After the french revolution there was a short period (3 years) when the French had decimal time. It didn't catch on because that meant the workers had 10-day workweeks instead of 7.
There was a proposition for a day of 10 hours, each having 100 minutes, each having 1000 seconds.
And later, with the calendar came a simpler version with 100 minutes in an hour, 100 seconds in a minute, and so on (Article XI of the "Décret de la Convention Nationale concernant l'Ere des Français" [1]). It was only official (and mandatory) for a few months, however [2].
Edit: the one with 1M seconds a day was only an earlier draft version that never made it into law.
I wonder if that's an error, 10 hours, 100 minutes each, with each minute 1000 seconds would mean 1 million seconds a day. Further on the article says there are 100k such seconds a day though.
You are completely right, I was confused by the first 1788 proposition. See edit.
Also, the weird thing was that, although they decided that an hour is divided in ten "parts", and each one of those in ten, and so one... they gave the name "minute" to the part of the part of the hour (so that 1 hour == 100 minutes), and the same for the second vs the minute.
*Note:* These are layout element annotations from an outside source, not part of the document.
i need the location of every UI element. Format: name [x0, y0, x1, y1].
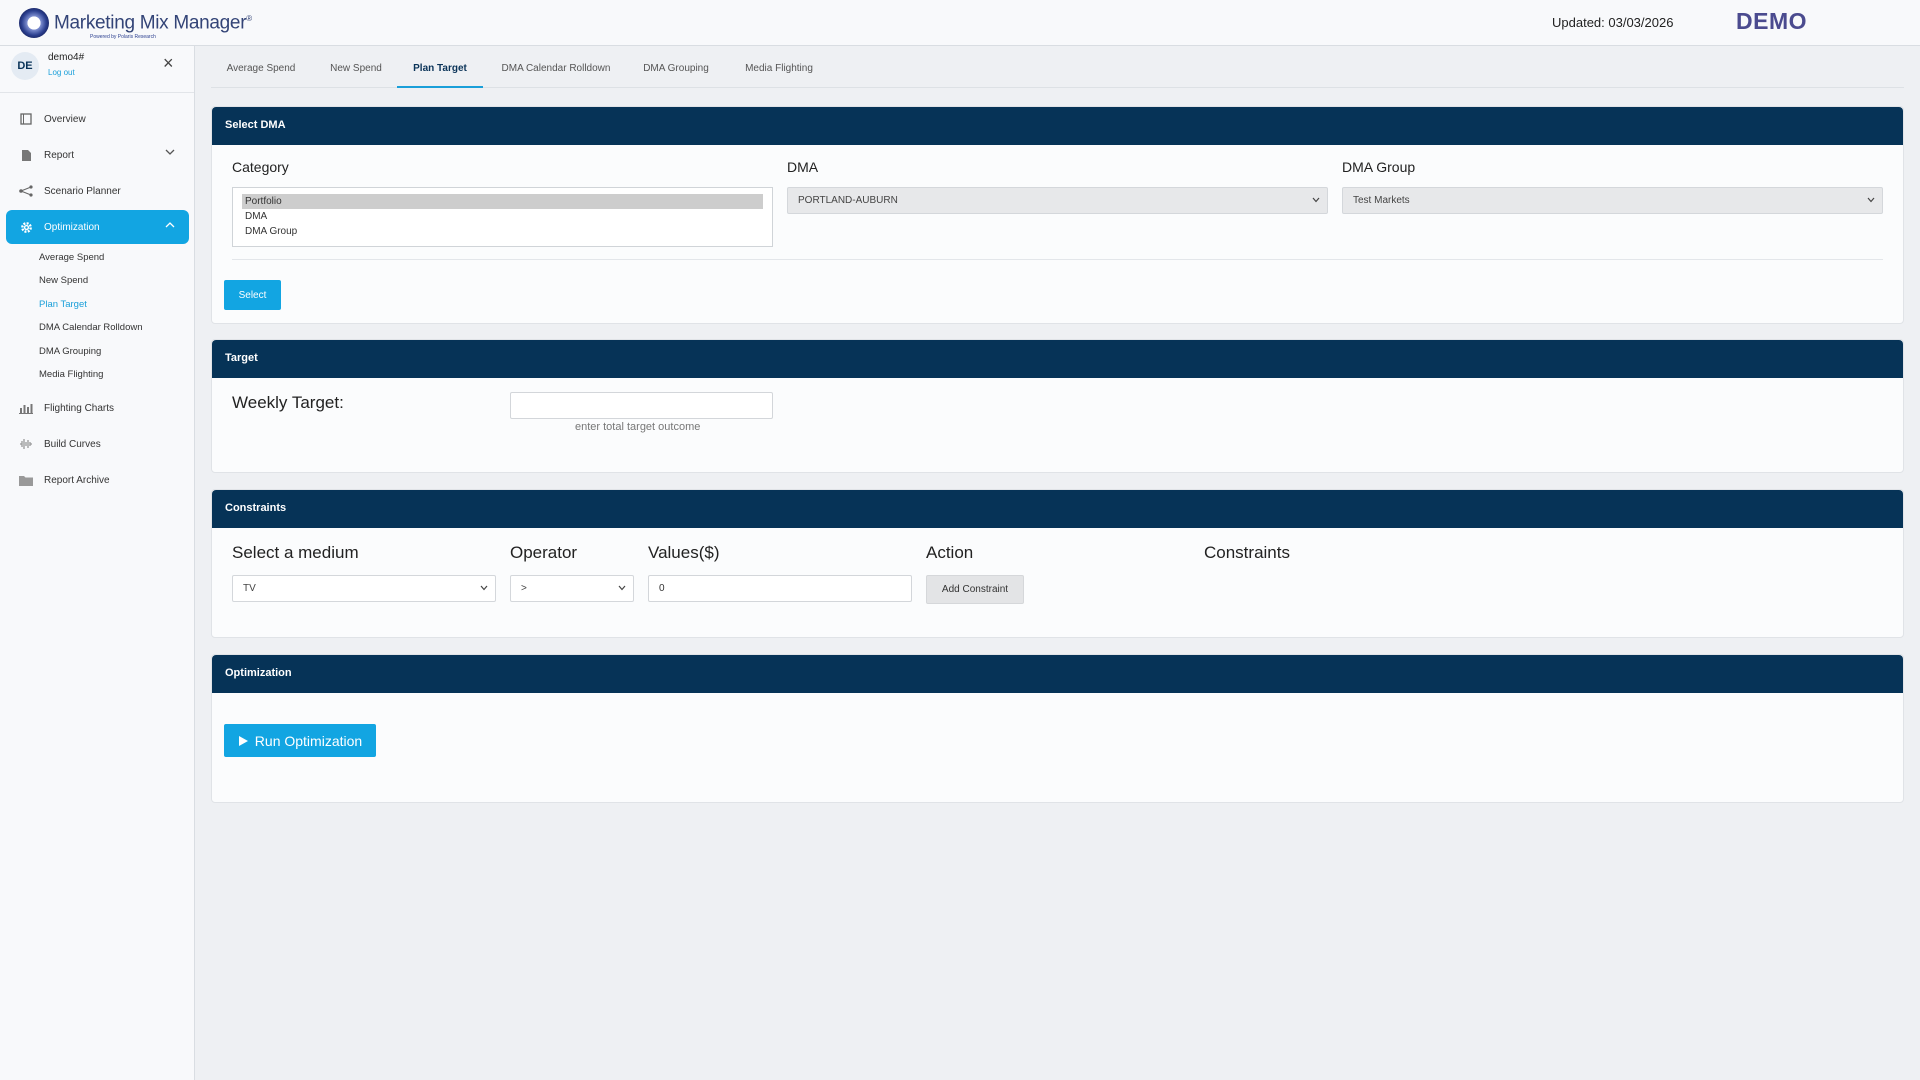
weekly-target-hint: enter total target outcome — [575, 421, 701, 433]
chevron-down-icon — [1867, 195, 1875, 205]
play-icon — [238, 735, 249, 747]
sidebar-item-scenario-planner[interactable]: Scenario Planner — [6, 174, 189, 208]
gear-icon — [19, 220, 33, 234]
target-card: Target Weekly Target: enter total target… — [211, 339, 1904, 473]
category-listbox[interactable]: Portfolio DMA DMA Group — [232, 187, 773, 247]
sidebar-subitem-new-spend[interactable]: New Spend — [39, 275, 88, 286]
dma-label: DMA — [787, 159, 819, 175]
operator-select[interactable]: > — [510, 575, 634, 602]
select-button[interactable]: Select — [224, 280, 281, 310]
chevron-up-icon — [165, 220, 175, 231]
sidebar-item-report[interactable]: Report — [6, 138, 189, 172]
action-label: Action — [926, 543, 974, 562]
sidebar-subitem-average-spend[interactable]: Average Spend — [39, 252, 104, 263]
tab-dma-calendar-rolldown[interactable]: DMA Calendar Rolldown — [489, 58, 623, 88]
tab-media-flighting[interactable]: Media Flighting — [729, 58, 829, 88]
constraints-card: Constraints Select a medium Operator Val… — [211, 489, 1904, 638]
category-option[interactable]: DMA Group — [242, 224, 763, 239]
chevron-down-icon — [480, 583, 488, 593]
card-title: Target — [212, 340, 1903, 378]
dma-group-select[interactable]: Test Markets — [1342, 187, 1883, 214]
sidebar: DE demo4# Log out × Overview Report Scen… — [0, 46, 195, 1080]
demo-badge: DEMO — [1736, 8, 1807, 34]
tab-plan-target[interactable]: Plan Target — [397, 58, 483, 88]
card-title: Select DMA — [212, 107, 1903, 145]
document-icon — [19, 148, 33, 162]
app-logo[interactable]: Marketing Mix Manager® Powered by Polari… — [19, 8, 252, 42]
weekly-target-label: Weekly Target: — [232, 393, 344, 412]
constraints-list-label: Constraints — [1204, 543, 1290, 562]
operator-select-value: > — [521, 583, 527, 594]
sidebar-item-label: Flighting Charts — [44, 402, 115, 414]
dma-select-value: PORTLAND-AUBURN — [798, 195, 898, 206]
dma-group-select-value: Test Markets — [1353, 195, 1410, 206]
tab-dma-grouping[interactable]: DMA Grouping — [629, 58, 723, 88]
sidebar-item-overview[interactable]: Overview — [6, 102, 189, 136]
powered-by-text: Powered by Polaris Research — [90, 34, 156, 41]
top-header: Marketing Mix Manager® Powered by Polari… — [0, 0, 1920, 46]
sidebar-item-flighting-charts[interactable]: Flighting Charts — [6, 391, 189, 425]
select-dma-card: Select DMA Category Portfolio DMA DMA Gr… — [211, 106, 1904, 324]
logo-mark-icon — [19, 8, 49, 38]
sidebar-subitem-media-flighting[interactable]: Media Flighting — [39, 369, 103, 380]
chevron-down-icon — [1312, 195, 1320, 205]
weekly-target-input[interactable] — [510, 392, 773, 419]
sidebar-item-build-curves[interactable]: Build Curves — [6, 427, 189, 461]
medium-label: Select a medium — [232, 543, 359, 562]
chevron-down-icon — [618, 583, 626, 593]
sidebar-subitem-dma-grouping[interactable]: DMA Grouping — [39, 346, 101, 357]
sidebar-item-label: Scenario Planner — [44, 185, 121, 197]
sidebar-item-label: Build Curves — [44, 438, 101, 450]
tab-new-spend[interactable]: New Spend — [314, 58, 398, 88]
updated-date: Updated: 03/03/2026 — [1552, 15, 1674, 30]
run-optimization-label: Run Optimization — [254, 732, 363, 749]
avatar: DE — [11, 52, 39, 80]
bar-chart-icon — [19, 401, 33, 415]
operator-label: Operator — [510, 543, 578, 562]
tab-bar: Average Spend New Spend Plan Target DMA … — [211, 58, 1904, 88]
waveform-icon — [19, 437, 33, 451]
sidebar-subitem-dma-calendar-rolldown[interactable]: DMA Calendar Rolldown — [39, 322, 143, 333]
sidebar-subitem-plan-target[interactable]: Plan Target — [39, 299, 87, 310]
divider — [232, 259, 1883, 260]
chevron-down-icon — [165, 148, 175, 159]
sidebar-item-label: Optimization — [44, 221, 100, 233]
logout-link[interactable]: Log out — [48, 68, 75, 77]
category-label: Category — [232, 159, 289, 175]
sidebar-item-report-archive[interactable]: Report Archive — [6, 463, 189, 497]
app-title: Marketing Mix Manager® — [54, 12, 252, 34]
user-name: demo4# — [48, 52, 85, 63]
values-input[interactable]: 0 — [648, 575, 912, 602]
tab-average-spend[interactable]: Average Spend — [211, 58, 311, 88]
sidebar-item-label: Report — [44, 149, 75, 161]
category-option[interactable]: Portfolio — [242, 194, 763, 209]
sidebar-item-optimization[interactable]: Optimization — [6, 210, 189, 244]
medium-select-value: TV — [243, 583, 256, 594]
folder-icon — [19, 473, 33, 487]
run-optimization-button[interactable]: Run Optimization — [224, 724, 376, 757]
branch-icon — [19, 184, 33, 198]
card-title: Constraints — [212, 490, 1903, 528]
close-icon[interactable]: × — [163, 54, 174, 72]
square-icon — [19, 112, 33, 126]
user-panel: DE demo4# Log out × — [0, 46, 194, 93]
medium-select[interactable]: TV — [232, 575, 496, 602]
dma-group-label: DMA Group — [1342, 159, 1416, 175]
category-option[interactable]: DMA — [242, 209, 763, 224]
sidebar-item-label: Report Archive — [44, 474, 110, 486]
card-title: Optimization — [212, 655, 1903, 693]
dma-select[interactable]: PORTLAND-AUBURN — [787, 187, 1328, 214]
sidebar-item-label: Overview — [44, 113, 86, 125]
optimization-card: Optimization Run Optimization — [211, 654, 1904, 803]
values-label: Values($) — [648, 543, 720, 562]
add-constraint-button[interactable]: Add Constraint — [926, 575, 1024, 604]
I wonder how people managed to get a hang of this mess...
It has, the french went full on with the decimal system back then. And they didn't stop at the date and time, they also did away with all other measurements for size, weight and distance, but also things like the feudal system. Must have been confusing times!
http://en.wikipedia.org/wiki/French_Republican_Calendar
As a result, decimal clocks from that era are very rare and highly sought after!